5. Instead of a conclusion – The case of Operation Osama bin Laden Search and Destroy (May 2011)

Finally, I am concluding this article with the introduction of a case of high-level decision-making on security that actually occurred in history. On May 2, 2011, Osama bin Laden, who was the originator of Al Qaeda, a terrorist organization of Islamic extremism, and was hiding out in Pakistan, was killed in a raid by a special unit of the US armed forces. Former President Obama explained the details of the decision to carry out the said operation in a news interview later as follows.

“About the summer of 2010, the intelligence community (Director Panetta of the CIA) reported that we had found a house that seemed to be the hideout of bin Laden in Pakistan. Afterward, the CIA continued to confirm whether or not bin Laden really was there and finally found the possibility of his being there to be only about fifty-fifty.”
“Based on that situation assessment, I consulted about which policy option we should take with the Cabinet ministers concerned (Vice President Biden, Secretary of State Clinton, and Secretary of Defense Gates) and others. The following were the policy options presented: (i) to carry out a raid operation by a special unit, (ii) to carry out only an air bombing without carrying out a raid operation, and (iii) to wait and see for the time being until the accuracy of intelligence (situation assessment) increases. We discussed the advantages and disadvantages of those options.”
“No conclusion was drawn through the discussion among the Cabinet ministers. I think that it is natural that no consensus was built as the Cabinet ministers each discussed it from a different viewpoint. Finally, I (President) took over the discussion and determined to take the option to carry out a raid operation after I thought about the matter alone for a night.”
The possibility that the story was a little dramatized cannot be denied.

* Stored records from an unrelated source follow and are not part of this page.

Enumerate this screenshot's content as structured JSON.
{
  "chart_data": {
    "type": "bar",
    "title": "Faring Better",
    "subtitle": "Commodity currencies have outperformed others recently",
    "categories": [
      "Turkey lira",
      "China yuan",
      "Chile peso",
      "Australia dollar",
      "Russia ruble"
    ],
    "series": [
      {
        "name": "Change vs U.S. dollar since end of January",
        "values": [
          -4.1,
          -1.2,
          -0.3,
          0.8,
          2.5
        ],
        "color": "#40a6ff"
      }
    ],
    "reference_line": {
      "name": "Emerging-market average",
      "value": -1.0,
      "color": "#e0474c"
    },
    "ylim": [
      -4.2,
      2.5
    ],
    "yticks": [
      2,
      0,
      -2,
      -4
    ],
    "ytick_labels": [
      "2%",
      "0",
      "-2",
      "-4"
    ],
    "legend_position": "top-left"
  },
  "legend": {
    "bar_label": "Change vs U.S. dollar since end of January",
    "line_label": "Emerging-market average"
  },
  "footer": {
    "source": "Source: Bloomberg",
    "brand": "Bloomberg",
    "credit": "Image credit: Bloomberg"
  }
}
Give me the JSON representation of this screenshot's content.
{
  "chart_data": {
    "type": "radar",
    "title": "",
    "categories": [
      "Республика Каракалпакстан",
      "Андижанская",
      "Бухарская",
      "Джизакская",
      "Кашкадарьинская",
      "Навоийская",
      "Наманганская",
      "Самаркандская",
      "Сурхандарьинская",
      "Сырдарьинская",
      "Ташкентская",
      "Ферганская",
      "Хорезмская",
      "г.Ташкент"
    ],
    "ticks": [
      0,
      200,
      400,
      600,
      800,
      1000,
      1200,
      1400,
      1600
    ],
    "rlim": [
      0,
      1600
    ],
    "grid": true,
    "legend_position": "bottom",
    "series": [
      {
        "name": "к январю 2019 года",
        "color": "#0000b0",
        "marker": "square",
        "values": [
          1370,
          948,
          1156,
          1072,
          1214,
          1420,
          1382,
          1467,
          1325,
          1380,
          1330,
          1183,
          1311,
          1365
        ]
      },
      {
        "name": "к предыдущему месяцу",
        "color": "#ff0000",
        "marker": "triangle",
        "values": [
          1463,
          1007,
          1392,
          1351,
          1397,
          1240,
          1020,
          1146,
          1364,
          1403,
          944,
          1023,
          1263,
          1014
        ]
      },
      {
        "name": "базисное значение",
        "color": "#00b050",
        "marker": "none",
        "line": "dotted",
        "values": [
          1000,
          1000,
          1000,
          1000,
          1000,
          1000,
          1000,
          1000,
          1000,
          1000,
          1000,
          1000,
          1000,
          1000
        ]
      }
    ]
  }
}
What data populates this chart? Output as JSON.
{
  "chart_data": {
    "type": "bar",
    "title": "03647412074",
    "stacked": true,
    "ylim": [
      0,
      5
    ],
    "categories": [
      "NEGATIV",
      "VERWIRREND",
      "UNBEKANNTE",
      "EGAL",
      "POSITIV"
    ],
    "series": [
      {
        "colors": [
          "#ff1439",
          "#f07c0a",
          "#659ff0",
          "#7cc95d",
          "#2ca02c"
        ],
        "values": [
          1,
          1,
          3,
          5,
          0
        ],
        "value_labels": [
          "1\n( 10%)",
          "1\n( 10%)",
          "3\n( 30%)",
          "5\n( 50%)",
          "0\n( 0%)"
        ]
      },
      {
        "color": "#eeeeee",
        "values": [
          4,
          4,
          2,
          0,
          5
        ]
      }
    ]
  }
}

However, isn’t it a case that clearly shows the state of three steps of situation assessment, policy formulation, and policy decisions as well as the duties of actors in charge of those three steps and the relationship among those actors?

Moreover, the case did not come into question as the raid operation was successful. However, if the operation had failed (e.g., a case where bin Laden was not in the hideout or where serious damage was caused to the US armed forces in the course of the raid operation), who should have assumed responsibility for it? Though it is just a hypothetical story, in terms of the study of intelligence as explained in this article, President Obama, who made the judgment, should assume responsibility for the case (In similar cases in history, some cases did not lead to an end according to the scientific and theoretical way of thinking).

Reference
Kobayashi, Y. (2014). Fundamentals of Intelligence (2nd ed.). Tachibana shobo.
‘President Obama Bin Laden raid is ‘most important single day of my presidency,’ NBC Rock Center with Brian Williams, May 2, 2012.

*The information contained herein is current as of May 2021.